I have proposed that since Reddit and Slashdot have context editing features in their comment boxes, the ability on Reditt to use Markdown format, and the blockquote in HTML on Slashdot, that some of the failings of blogs, and with that the failings of Social Media, could be addressed.

But that is not quite true. The core weakness of Social Media is best characterized by the play on words in the above heading derived from the book title that was widely read to support the reason for Social Media, that the consensus within a crowd of people possessed a wisdom that matches or exceeds that of experts speaking on the same body of knowledge. A criticism of that book was that its research needed to show that the crowd consensus was unbiassed, and so in the hands of the power mongers that drive the business of Social Media, that becomes a cynical lie as it is their marketing that is attempting to bias the crowd and stampede the resulting mob.

It is the promotion mechanism of Social Media that degrades sites into babel that gives the lowest common denominator in people the greatest visibility. The lack of structure in blog postings doesn't help, but it is not the primary cause. The meaninglessness of the stream of topics and the way that most topics are the production of pimiley-faced boys with no means to avoid them is the real failing of Social Media. Different Social Media sites have different formulae for mediocherty. On Google+ is is shamless promotion, same as it is on LinkedIn. On Facebook it is trivia and shares from your so-called friends. For Social Media to work needs a good mute button and a selective filter; exactly what it lacks.

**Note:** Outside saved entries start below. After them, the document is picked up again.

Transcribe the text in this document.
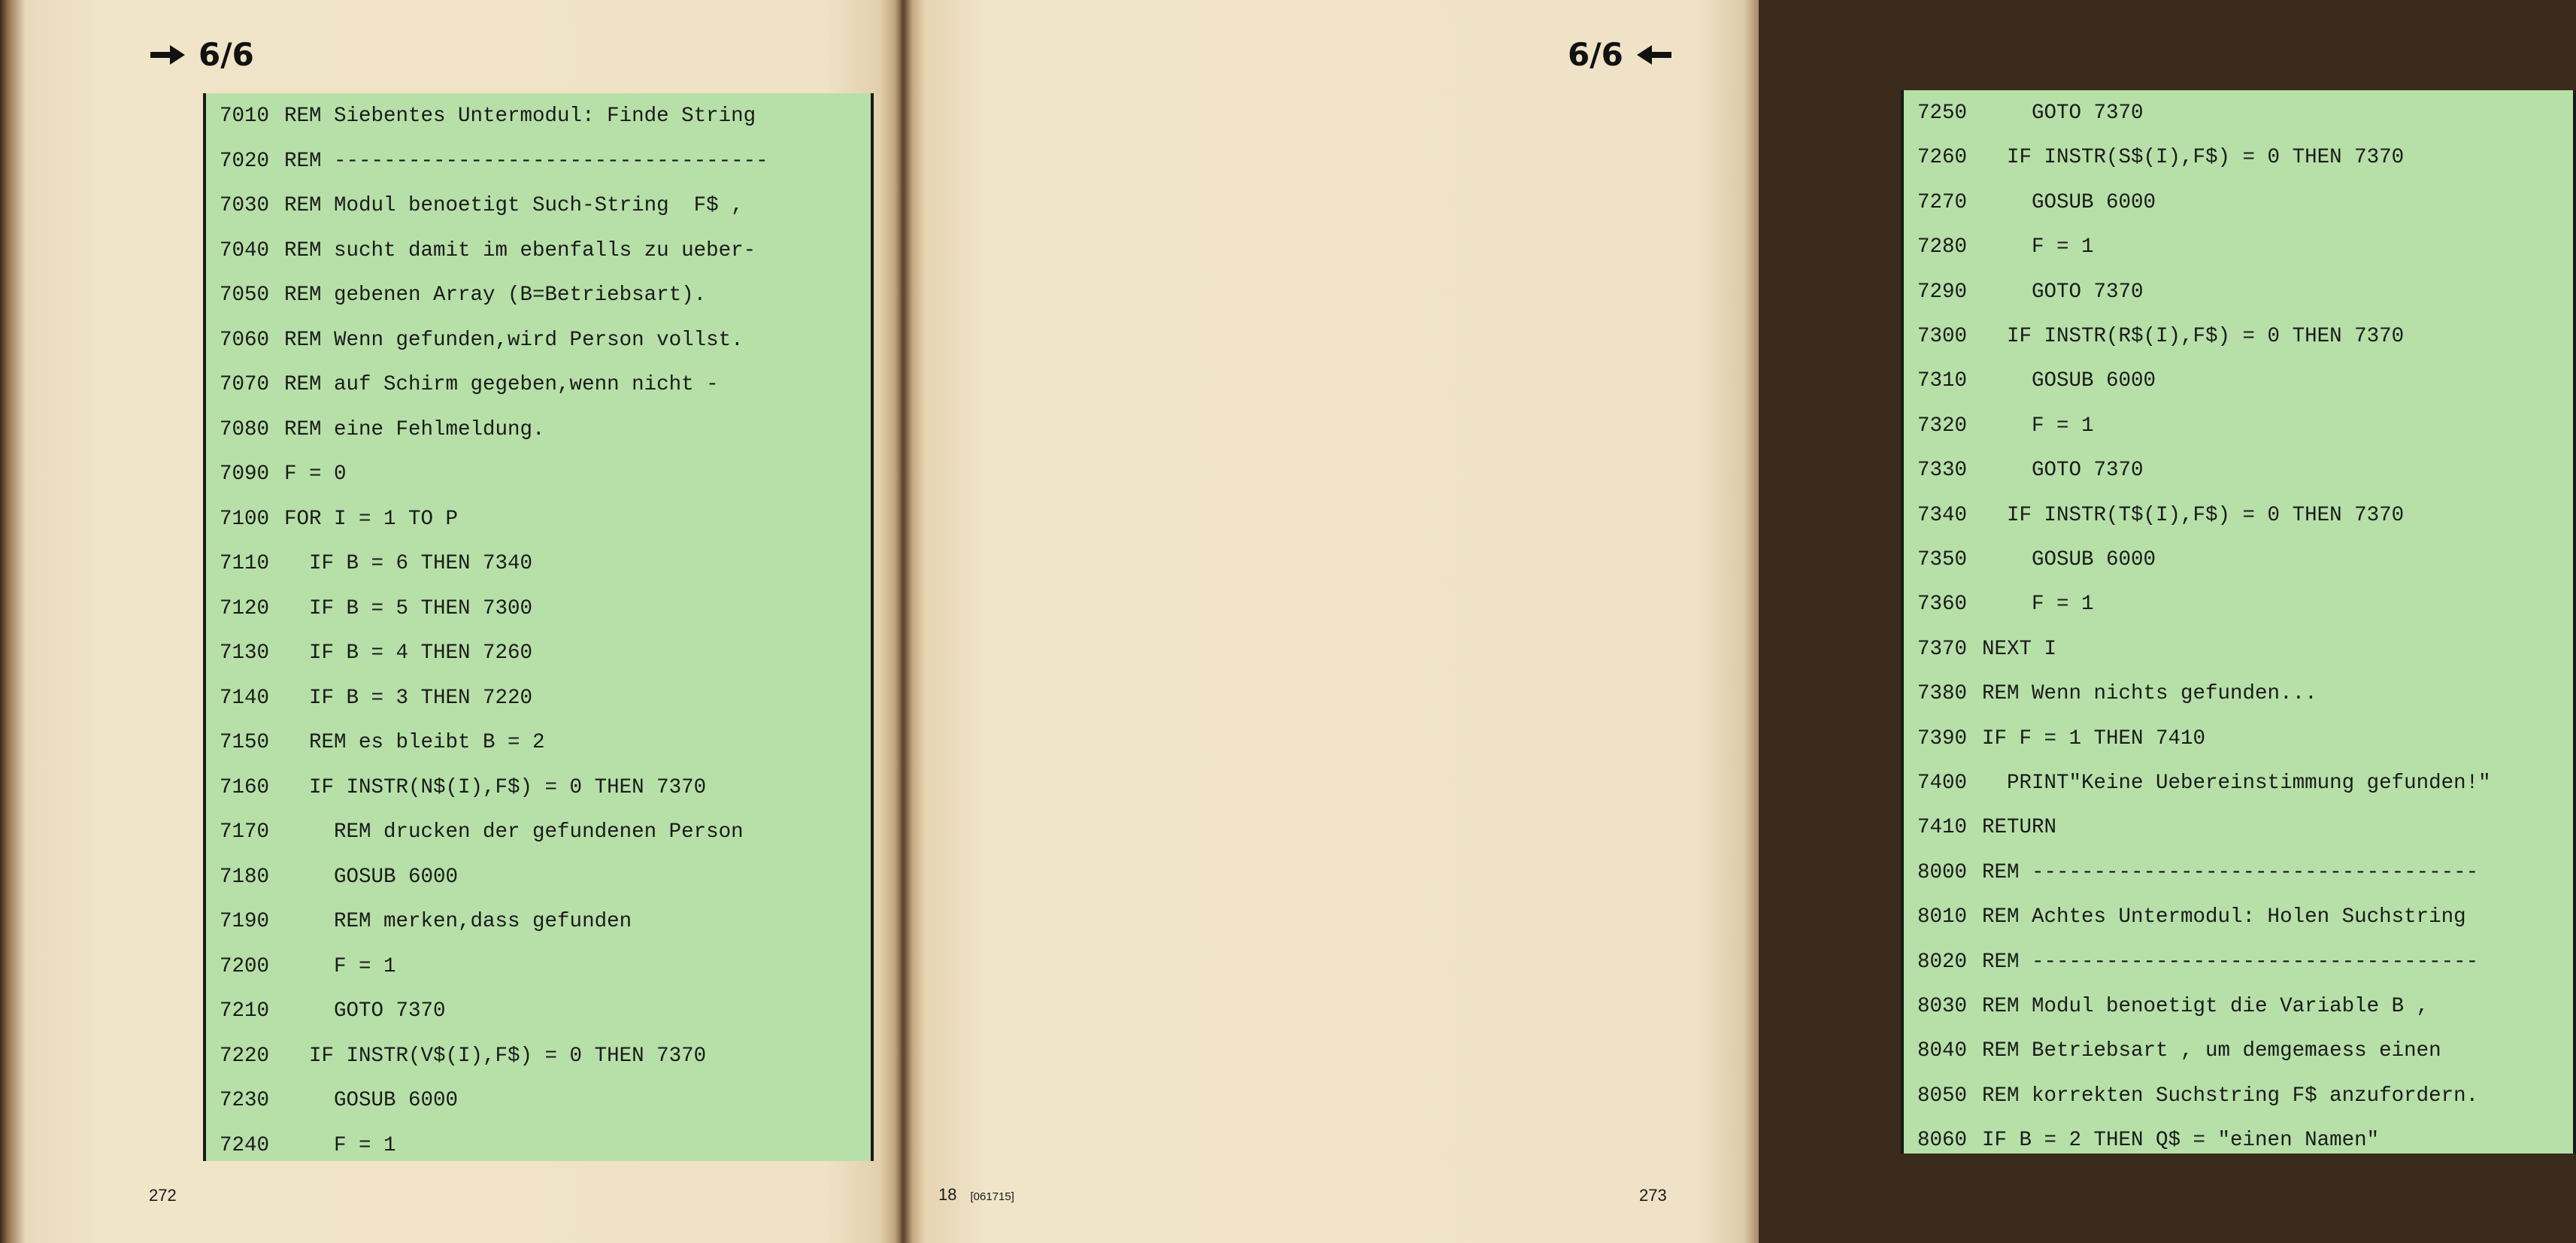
6/6
7010 REM Siebentes Untermodul: Finde String
7020 REM -----------------------------------
7030 REM Modul benoetigt Such-String  F$ ,
7040 REM sucht damit im ebenfalls zu ueber-
7050 REM gebenen Array (B=Betriebsart).
7060 REM Wenn gefunden,wird Person vollst.
7070 REM auf Schirm gegeben,wenn nicht -
7080 REM eine Fehlmeldung.
7090 F = 0
7100 FOR I = 1 TO P
7110  IF B = 6 THEN 7340
7120  IF B = 5 THEN 7300
7130  IF B = 4 THEN 7260
7140  IF B = 3 THEN 7220
7150  REM es bleibt B = 2
7160  IF INSTR(N$(I),F$) = 0 THEN 7370
7170    REM drucken der gefundenen Person
7180    GOSUB 6000
7190    REM merken,dass gefunden
7200    F = 1
7210    GOTO 7370
7220  IF INSTR(V$(I),F$) = 0 THEN 7370
7230    GOSUB 6000
7240    F = 1
272
7250    GOTO 7370
7260  IF INSTR(S$(I),F$) = 0 THEN 7370
7270    GOSUB 6000
7280    F = 1
7290    GOTO 7370
7300  IF INSTR(R$(I),F$) = 0 THEN 7370
7310    GOSUB 6000
7320    F = 1
7330    GOTO 7370
7340  IF INSTR(T$(I),F$) = 0 THEN 7370
7350    GOSUB 6000
7360    F = 1
7370 NEXT I
7380 REM Wenn nichts gefunden...
7390 IF F = 1 THEN 7410
7400  PRINT"Keine Uebereinstimmung gefunden!"
7410 RETURN
8000 REM ------------------------------------
8010 REM Achtes Untermodul: Holen Suchstring
8020 REM ------------------------------------
8030 REM Modul benoetigt die Variable B ,
8040 REM Betriebsart , um demgemaess einen
8050 REM korrekten Suchstring F$ anzufordern.
8060 IF B = 2 THEN Q$ = "einen Namen"
18 [061715]	273
6/6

In an earlier post here, I advocated for a fixed topic hierarchy, one not driven by Social Media promotion. To a friend I expressed the opinion that the Commercial Internet in the form of Social Media was driving out, drowning out, other uses, that while I understood the self-promotion that the form it takes in Social Media was making other forms of communication more or less ineffective. It isn't that it is impossible to have a discussion on the Internet, in blogs, on websites, it is that the lack of tools for focused discussion and political correctness, even with a high level of verbal abuse, is hurting communication.

It is very difficult to find thoughtful exchanges on Social Media sites not only because of the deluge of cruft but because people get caught up in the game of promotion. I unfriended a friend on Facebook and muted everybody who was not family with few exceptions because they have all gotten caught up in sharing rather than writing original articles. I have shared, but I always write and original comment and I try to write more original articles than I share, but now I have reduced my use of Facebook drastically. I haven't left Facebook because I still want to see what my family are doing, but I don't have much to say. I feel that Facebook has harmed my relationships and I hope that the company fails as all of the rest of Social Media should fail.

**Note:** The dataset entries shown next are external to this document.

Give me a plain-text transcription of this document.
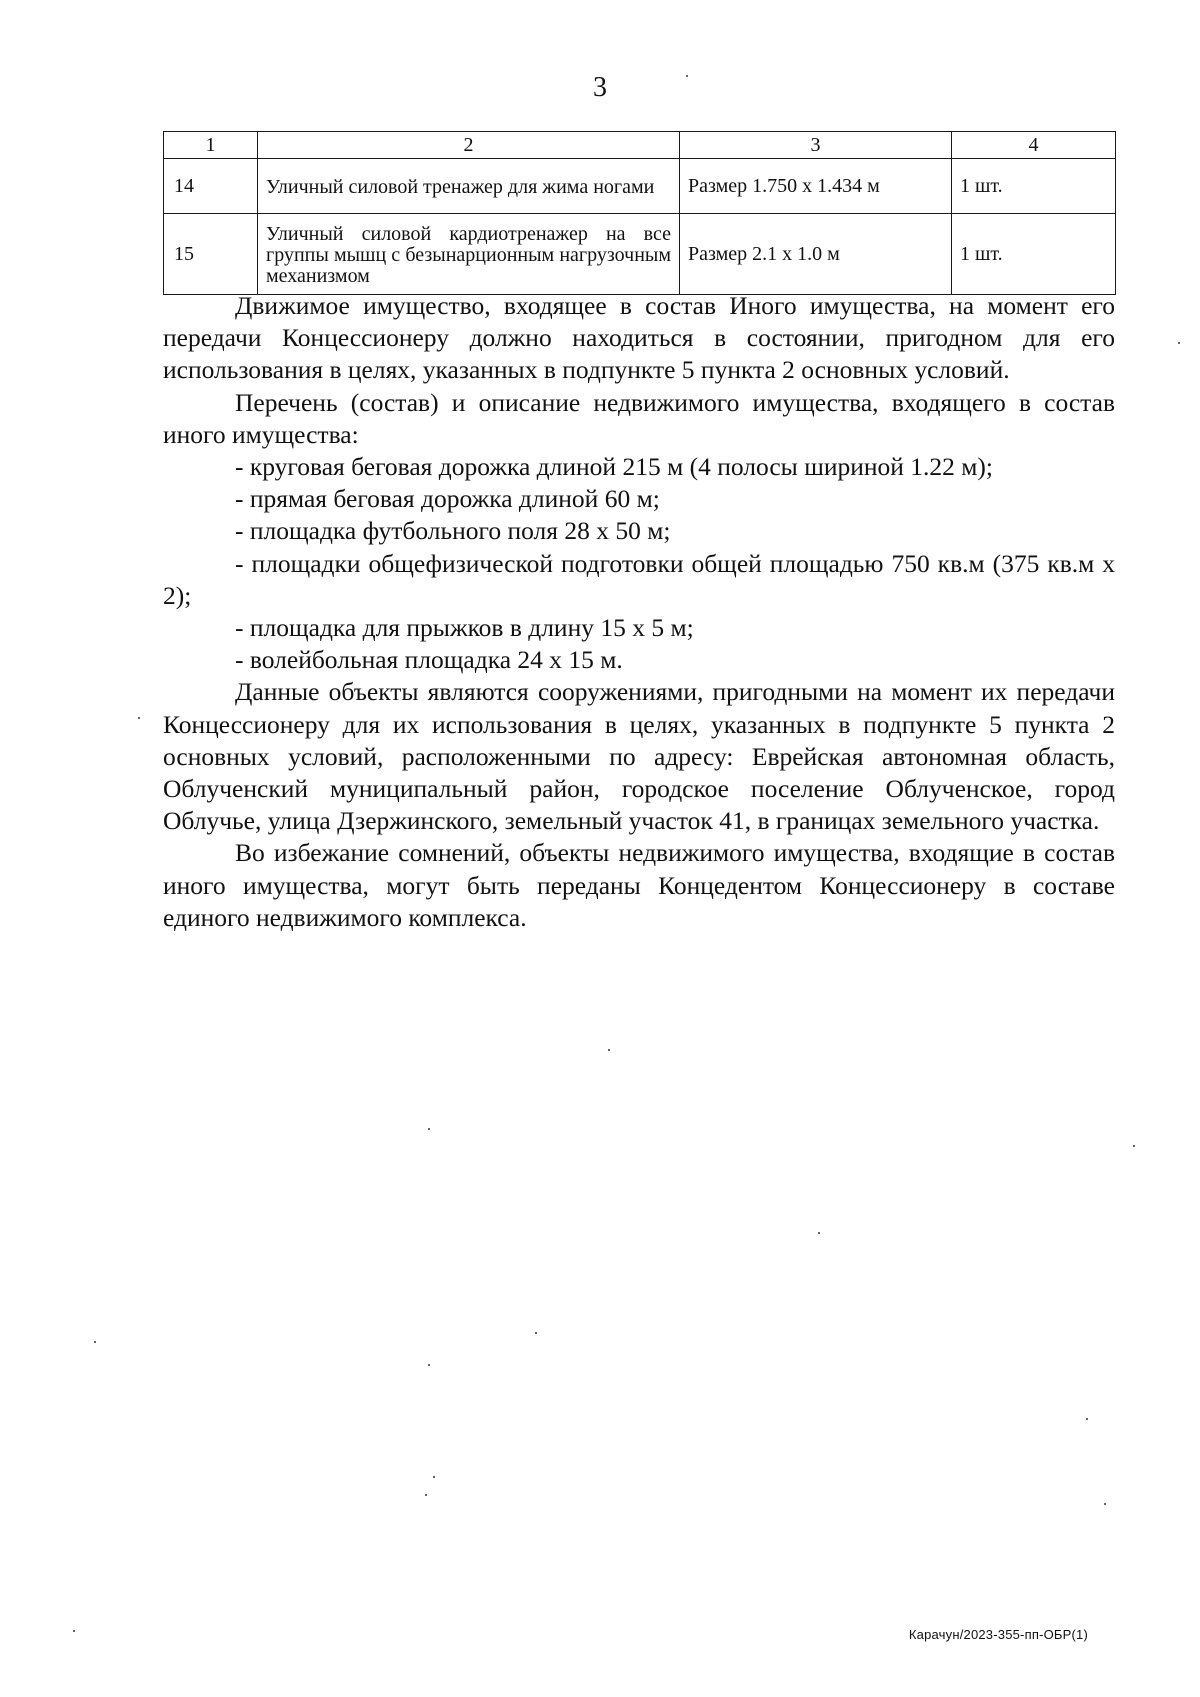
3
1	2	3	4
14	Уличный силовой тренажер для жима ногами	Размер 1.750 х 1.434 м	1 шт.
15	Уличный силовой кардиотренажер на все группы мышц с безынарционным нагрузочным механизмом	Размер 2.1 х 1.0 м	1 шт.

Движимое имущество, входящее в состав Иного имущества, на момент его передачи Концессионеру должно находиться в состоянии, пригодном для его использования в целях, указанных в подпункте 5 пункта 2 основных условий.

Перечень (состав) и описание недвижимого имущества, входящего в состав иного имущества:

- круговая беговая дорожка длиной 215 м (4 полосы шириной 1.22 м);

- прямая беговая дорожка длиной 60 м;

- площадка футбольного поля 28 х 50 м;

- площадки общефизической подготовки общей площадью 750 кв.м (375 кв.м х 2);

- площадка для прыжков в длину 15 х 5 м;

- волейбольная площадка 24 х 15 м.

Данные объекты являются сооружениями, пригодными на момент их передачи Концессионеру для их использования в целях, указанных в подпункте 5 пункта 2 основных условий, расположенными по адресу: Еврейская автономная область, Облученский муниципальный район, городское поселение Облученское, город Облучье, улица Дзержинского, земельный участок 41, в границах земельного участка.

Во избежание сомнений, объекты недвижимого имущества, входящие в состав иного имущества, могут быть переданы Концедентом Концессионеру в составе единого недвижимого комплекса.

Карачун/2023-355-пп-ОБР(1)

What I hope for, what might restore some quality to communication, is for mobile devices to become more like desktop devices, even if it is to offer 80 column by 40 row character text fields to do away with the Twitter sized message. People will be able to say more, again, and they will be challenged to express themselves better. At the same time a more static topic hierarchy will replace the chaos of the promoted social media topic, creating better context and more accountability to people.